SEO implications = purely the effects on search results, for people the best would obviously be to include an option for both but I'm interested in hearing your thoughts about JUST the SEO implications of one vs the other.
My observations:
- With the default a new entry constantly pushes an old entry to another page. If you have 50 pages in a category at least 49 of them change with each new post.
- Search results leading to a category page become outdated as the content is no longer there, this happens faster on sites with frequent updates.
- Image search results may no longer show the image a visitor was looking for if post images are included on your archive pages.
Pros for using Desc order (newest first)
- Newest content is posted first, no need to click to the end to find it (on page option for both or better pagination, negates this).
- Each archive page is 'refreshed' as the content changes over time.
- Search engines account for, and adjust for, any default that is widely used.
Pros for using Asc order (oldest first)
- The content never changes on any given page.
- Stable link graph, if archive page x leads to article page y the link will not expire from page x.

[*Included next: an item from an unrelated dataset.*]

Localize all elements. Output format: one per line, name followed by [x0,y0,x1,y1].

- images on page x will always be on page x, no frustrated searchers landing on an outdated page.
Assuming content has solid pagination and perhaps an option for a user to change the order, and assuming interlinking is optimized between similar articles, I'm leaning towards using the non default Asc order, oldest first, for SEO purposes. If you can think of a reason for, or against, either option (for SEO and rankings reasons) I'd like to hear your thoughts.